We’ve Gotten Close to This In America
With that idea in mind, let’s imagine another hypothetical scenario: a group of people opposed to Hillary Clinton join to produce a film detailing all of the ways in which they think her election would harm the country. They publish this film to spread their political speech far and wide before the election. The government sues them to stop the film’s distribution and silence the criticism, denying that the First Amendment applies to groups like theirs.
Another tale from a European dystopia? Unfortunately, no: these are the facts from right here in America. They describe the facts in Citizens United v. FEC, in which the American government tried to censor a political message. Thankfully, our tale diverges from the European example above because our courts are independent and our Constitution protects free speech and the publication of the speech.

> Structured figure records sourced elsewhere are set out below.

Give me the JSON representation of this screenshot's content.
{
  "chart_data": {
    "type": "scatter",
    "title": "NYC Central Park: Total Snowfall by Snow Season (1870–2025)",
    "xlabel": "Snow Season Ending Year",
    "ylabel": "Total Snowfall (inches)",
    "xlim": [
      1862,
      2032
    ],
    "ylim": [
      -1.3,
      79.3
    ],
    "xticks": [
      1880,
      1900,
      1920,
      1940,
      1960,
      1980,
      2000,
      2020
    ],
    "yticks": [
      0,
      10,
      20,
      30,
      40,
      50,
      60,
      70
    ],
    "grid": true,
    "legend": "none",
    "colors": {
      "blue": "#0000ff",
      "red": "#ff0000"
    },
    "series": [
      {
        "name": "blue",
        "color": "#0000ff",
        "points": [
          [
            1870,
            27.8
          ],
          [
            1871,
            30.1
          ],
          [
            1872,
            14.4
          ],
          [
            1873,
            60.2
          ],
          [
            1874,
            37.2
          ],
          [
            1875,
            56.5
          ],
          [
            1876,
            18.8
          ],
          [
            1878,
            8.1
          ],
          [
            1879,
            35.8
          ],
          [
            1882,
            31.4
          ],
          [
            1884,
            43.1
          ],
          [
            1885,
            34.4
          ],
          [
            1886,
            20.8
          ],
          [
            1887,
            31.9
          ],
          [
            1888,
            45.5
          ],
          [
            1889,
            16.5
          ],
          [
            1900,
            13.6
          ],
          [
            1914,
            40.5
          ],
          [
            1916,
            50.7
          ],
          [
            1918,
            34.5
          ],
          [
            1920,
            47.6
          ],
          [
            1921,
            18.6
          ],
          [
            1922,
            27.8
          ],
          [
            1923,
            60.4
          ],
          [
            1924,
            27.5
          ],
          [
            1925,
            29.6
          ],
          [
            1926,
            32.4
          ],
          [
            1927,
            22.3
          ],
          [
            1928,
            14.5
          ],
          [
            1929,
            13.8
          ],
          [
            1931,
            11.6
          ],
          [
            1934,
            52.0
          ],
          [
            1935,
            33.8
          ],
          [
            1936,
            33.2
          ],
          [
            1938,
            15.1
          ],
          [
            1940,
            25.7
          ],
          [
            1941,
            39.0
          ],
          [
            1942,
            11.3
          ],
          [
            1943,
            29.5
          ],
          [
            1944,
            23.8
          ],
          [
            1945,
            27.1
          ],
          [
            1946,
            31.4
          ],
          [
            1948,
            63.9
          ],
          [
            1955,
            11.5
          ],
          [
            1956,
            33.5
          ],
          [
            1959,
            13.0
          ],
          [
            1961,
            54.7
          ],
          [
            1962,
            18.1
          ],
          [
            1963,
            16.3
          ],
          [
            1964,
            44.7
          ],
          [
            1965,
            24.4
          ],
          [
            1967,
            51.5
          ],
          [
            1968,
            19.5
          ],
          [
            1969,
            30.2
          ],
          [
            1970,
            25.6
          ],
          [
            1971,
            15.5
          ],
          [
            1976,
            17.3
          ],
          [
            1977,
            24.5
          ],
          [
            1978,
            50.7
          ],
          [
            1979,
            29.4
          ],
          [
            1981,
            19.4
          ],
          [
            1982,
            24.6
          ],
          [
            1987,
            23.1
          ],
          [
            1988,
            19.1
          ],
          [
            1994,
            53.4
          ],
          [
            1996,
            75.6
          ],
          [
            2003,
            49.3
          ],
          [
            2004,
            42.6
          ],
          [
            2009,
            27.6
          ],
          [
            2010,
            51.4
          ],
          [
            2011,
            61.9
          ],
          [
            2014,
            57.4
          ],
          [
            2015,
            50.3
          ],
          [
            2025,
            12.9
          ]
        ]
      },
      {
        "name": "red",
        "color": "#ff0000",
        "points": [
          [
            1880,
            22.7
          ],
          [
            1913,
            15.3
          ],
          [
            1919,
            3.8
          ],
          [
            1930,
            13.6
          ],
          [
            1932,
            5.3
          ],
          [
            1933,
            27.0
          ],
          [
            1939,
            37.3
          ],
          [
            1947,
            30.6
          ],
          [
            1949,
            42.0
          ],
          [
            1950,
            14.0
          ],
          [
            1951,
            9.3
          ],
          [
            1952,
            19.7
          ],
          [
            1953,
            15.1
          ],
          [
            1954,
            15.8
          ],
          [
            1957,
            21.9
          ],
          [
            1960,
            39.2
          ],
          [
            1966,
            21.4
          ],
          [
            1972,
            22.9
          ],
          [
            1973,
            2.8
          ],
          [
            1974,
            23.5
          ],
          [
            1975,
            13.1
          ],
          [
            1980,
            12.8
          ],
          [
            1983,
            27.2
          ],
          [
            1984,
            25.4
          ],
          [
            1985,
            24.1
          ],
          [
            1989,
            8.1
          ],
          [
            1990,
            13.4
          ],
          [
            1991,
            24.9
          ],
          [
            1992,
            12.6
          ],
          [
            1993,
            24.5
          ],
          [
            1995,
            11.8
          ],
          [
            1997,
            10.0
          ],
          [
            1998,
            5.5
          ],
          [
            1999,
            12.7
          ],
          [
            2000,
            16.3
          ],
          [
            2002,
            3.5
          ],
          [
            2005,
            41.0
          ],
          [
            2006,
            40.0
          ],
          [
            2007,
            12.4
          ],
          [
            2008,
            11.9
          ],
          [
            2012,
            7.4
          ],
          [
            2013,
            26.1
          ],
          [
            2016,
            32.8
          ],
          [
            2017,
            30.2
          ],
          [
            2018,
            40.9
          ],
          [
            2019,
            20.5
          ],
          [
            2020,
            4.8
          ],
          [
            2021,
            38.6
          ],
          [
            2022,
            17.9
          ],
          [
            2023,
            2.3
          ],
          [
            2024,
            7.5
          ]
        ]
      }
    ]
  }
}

Cases like Citizens United show that our government is no different from others in trying to stop political speech it finds distasteful. It also shows that our country is different in that the government is prevented from doing so.
When free speech advocates speak of political opponents being jailed by power-mad presidents, they are said to be hyperbolic, imagining a slippery slope to an event that will never come to pass. But it came to pass in France this very month, in a democracy some think has greater press freedoms than ours.
Yet Clinton can tweet whatever she wants in America, and Trump will never be able to “lock her up” for it. That is the genius of our Constitution, and the blessing of our Founding Fathers. Le Pen’s indictment should give Americans renewed cause to be thankful for the freedoms we enjoy and to understand how easily they may slip away.